One major point that stuck in my mind was regarding ‘direct selling’ or spamming people. Nobody wants to connect with someone if they think they are just going to be bombarded with spam emails and requests to buy their product or use their business, it has to be a two way street. So to choose your connections wisely.

The second reason I was very glad to attend the meeting was more to do with the BBW network. I am a singer and singing teacher and having worked in the music industry and education for the past 20 years, I need all the help I can get to make my ideas a reality and launch my business.

One aspect of my work is running singing workshops, where we sing through the songs from a show and make a joyful noise. I want to take these workshops into a corporate setting and run confidence building sessions. Singing is such an amazing thing to do as a group as it relieves stress, releases the same endorphins as exercise (without the sweat!) and it brings people together, gets them working as a group rather than as individuals and most importantly is fun!

The third reason I was so glad I went was that I met various new people including some one who would like to have lessons. I also made an appointment with someone for a meeting to discuss working together in the future. So had I not attended I would not have made those connections.

At a previous BBW meeting another member got us to focus on why we attended the meetings. Much as the social aspect is great we are there to promote our business so I changed the focus of my elevator pitch and as a direct result made the appointment.

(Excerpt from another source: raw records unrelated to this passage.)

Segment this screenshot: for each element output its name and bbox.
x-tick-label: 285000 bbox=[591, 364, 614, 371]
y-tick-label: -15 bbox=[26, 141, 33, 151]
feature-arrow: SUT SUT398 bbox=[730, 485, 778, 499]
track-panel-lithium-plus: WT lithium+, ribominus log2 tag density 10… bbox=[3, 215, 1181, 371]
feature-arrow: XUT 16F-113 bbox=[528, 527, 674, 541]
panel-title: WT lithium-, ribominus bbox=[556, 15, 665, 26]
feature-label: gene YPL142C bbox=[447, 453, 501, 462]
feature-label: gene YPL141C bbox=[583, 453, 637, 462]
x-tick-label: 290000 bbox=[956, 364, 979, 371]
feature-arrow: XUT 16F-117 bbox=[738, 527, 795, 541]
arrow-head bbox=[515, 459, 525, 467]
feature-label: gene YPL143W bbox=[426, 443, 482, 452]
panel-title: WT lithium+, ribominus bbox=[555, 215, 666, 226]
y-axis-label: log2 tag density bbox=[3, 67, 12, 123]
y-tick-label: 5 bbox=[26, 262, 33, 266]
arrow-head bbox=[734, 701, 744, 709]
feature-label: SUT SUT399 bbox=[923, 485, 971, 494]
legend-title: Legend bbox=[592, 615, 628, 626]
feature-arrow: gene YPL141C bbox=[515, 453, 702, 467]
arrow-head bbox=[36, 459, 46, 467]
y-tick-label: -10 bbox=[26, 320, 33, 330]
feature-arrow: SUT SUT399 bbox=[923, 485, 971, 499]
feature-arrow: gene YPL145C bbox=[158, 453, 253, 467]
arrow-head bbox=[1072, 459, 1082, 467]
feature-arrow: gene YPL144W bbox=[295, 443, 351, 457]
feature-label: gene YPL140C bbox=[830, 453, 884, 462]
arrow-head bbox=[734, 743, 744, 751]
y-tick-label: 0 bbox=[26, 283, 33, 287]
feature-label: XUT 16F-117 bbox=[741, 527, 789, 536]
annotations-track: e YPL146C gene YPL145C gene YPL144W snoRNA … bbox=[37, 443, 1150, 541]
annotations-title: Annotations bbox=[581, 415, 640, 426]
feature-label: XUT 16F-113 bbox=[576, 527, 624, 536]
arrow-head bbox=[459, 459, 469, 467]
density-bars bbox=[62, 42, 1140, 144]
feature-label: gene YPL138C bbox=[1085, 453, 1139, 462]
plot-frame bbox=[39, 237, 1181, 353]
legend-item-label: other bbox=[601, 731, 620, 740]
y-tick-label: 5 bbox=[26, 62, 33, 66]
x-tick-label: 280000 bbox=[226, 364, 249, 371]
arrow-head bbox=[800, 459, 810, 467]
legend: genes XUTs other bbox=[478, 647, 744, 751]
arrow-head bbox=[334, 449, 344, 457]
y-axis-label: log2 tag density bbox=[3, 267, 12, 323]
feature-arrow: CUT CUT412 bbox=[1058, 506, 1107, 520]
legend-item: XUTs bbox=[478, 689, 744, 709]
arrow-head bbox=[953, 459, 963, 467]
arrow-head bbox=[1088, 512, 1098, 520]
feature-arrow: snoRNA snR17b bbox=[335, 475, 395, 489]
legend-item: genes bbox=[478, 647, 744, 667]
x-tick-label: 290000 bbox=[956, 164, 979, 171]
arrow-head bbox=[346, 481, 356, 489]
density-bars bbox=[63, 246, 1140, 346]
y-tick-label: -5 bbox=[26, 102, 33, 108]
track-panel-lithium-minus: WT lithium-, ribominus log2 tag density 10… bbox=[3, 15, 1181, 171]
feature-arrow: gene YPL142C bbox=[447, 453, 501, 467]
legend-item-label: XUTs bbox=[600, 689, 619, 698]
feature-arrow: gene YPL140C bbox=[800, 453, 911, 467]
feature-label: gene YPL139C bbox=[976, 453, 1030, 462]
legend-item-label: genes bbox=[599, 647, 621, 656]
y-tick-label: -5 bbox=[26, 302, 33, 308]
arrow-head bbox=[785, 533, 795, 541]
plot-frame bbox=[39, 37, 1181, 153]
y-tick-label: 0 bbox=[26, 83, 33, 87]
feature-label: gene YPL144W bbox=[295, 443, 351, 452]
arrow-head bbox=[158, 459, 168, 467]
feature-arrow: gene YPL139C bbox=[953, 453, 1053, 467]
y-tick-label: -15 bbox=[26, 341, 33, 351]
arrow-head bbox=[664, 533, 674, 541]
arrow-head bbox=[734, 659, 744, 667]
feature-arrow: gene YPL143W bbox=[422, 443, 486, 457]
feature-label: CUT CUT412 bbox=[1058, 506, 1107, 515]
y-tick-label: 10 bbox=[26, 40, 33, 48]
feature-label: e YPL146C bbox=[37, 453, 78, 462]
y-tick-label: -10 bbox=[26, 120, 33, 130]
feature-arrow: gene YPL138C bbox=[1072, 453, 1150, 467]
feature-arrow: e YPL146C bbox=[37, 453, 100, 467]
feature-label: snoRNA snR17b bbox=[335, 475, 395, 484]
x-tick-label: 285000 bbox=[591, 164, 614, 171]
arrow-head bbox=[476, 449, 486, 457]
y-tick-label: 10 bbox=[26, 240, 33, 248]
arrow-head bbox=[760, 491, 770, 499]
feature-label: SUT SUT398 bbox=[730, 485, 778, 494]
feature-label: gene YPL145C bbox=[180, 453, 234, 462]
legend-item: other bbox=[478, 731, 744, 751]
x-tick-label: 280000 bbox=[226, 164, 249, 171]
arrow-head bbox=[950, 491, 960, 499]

Through BBW I have developed some lovely relationships and my confidence in my new business is growing because the more people I meet and speak to about Willing Voices, the more opportunities open up to me. I have learnt so much from so many different sectors and from people I would never have met, had I not joined BBW.

Jess Wills

Willing Voices

The 7 secrets of hiring a good coach

Guest blog by Sally Brown, freelance journalist

BBW members and coaches Liz Toogood of Elizabeth Toogood Critical Friend and Caroline Clark of Happiness Matters set up shop at the iKan earlier this month to debunk a few myths about coaching (Unravelling the Coaching Myth – Is coaching for you? And if so, who? on May 7). I booked a half-hour session with Liz Toogood who was so wonderfully wise and insightful, I had to be politely encouraged to leave after an hour. Here’s what I learned about making coaching work for you:

  1. Chemistry is crucial. If you don’t ‘click’ with your coach, you’re wasting your money. You should feel understood, accepted and comfortable. According to research from Ashridge Business School, the relationship between coach and client is the most important factor in determining the success of coaching. ‘Trust is very important – ask yourself if you could be trully honest with this person?’ says Liz.
  2. Your best friend/partner is not your best choice of coach. However supportive your friends, colleagues or partner may be, they will have their own agenda and opinions. By contrast, a coach is there exclusively for your benefit. Unlike your loved ones, they won’t glaze over while you talk through your challenges in minute detail.
  3. You may only need one session. Different coaches work in different ways but it is a myth that coaching has to be a long term commitment, says Liz. ‘Some people want ongoing support, but for many, one or two sessions are all that’s needed. You can also dip in and out when and as you need it.’
  4. A coach is not a therapist. Emotional problems and unhelpful patterns of thinking and relating to people that have their roots in your childhood are best dealt with by a counsellor or psychotherapist registered with the BACP.
  5. …or an expert. A coach won’t profess to be an expert in your line of business but should be able to offer relevant strategies and techniques, and more crucially, ask the right questions to help you get to the right answers.
  6. It’s OK to be vague. Most people do have a clear idea of what they want to achieve from coaching. But others don’t – they just know they want things to change. Part of the process is sorting out vagueness and uncertainty. A coach is there to provide clarity and steer you through,’ says Liz.
  7. But you do need an open mind. To get the best out of coaching, you need to be prepared to take on new ideas, and go out of your comfort zone – approach it with a closed mind, and you’re wasting your money.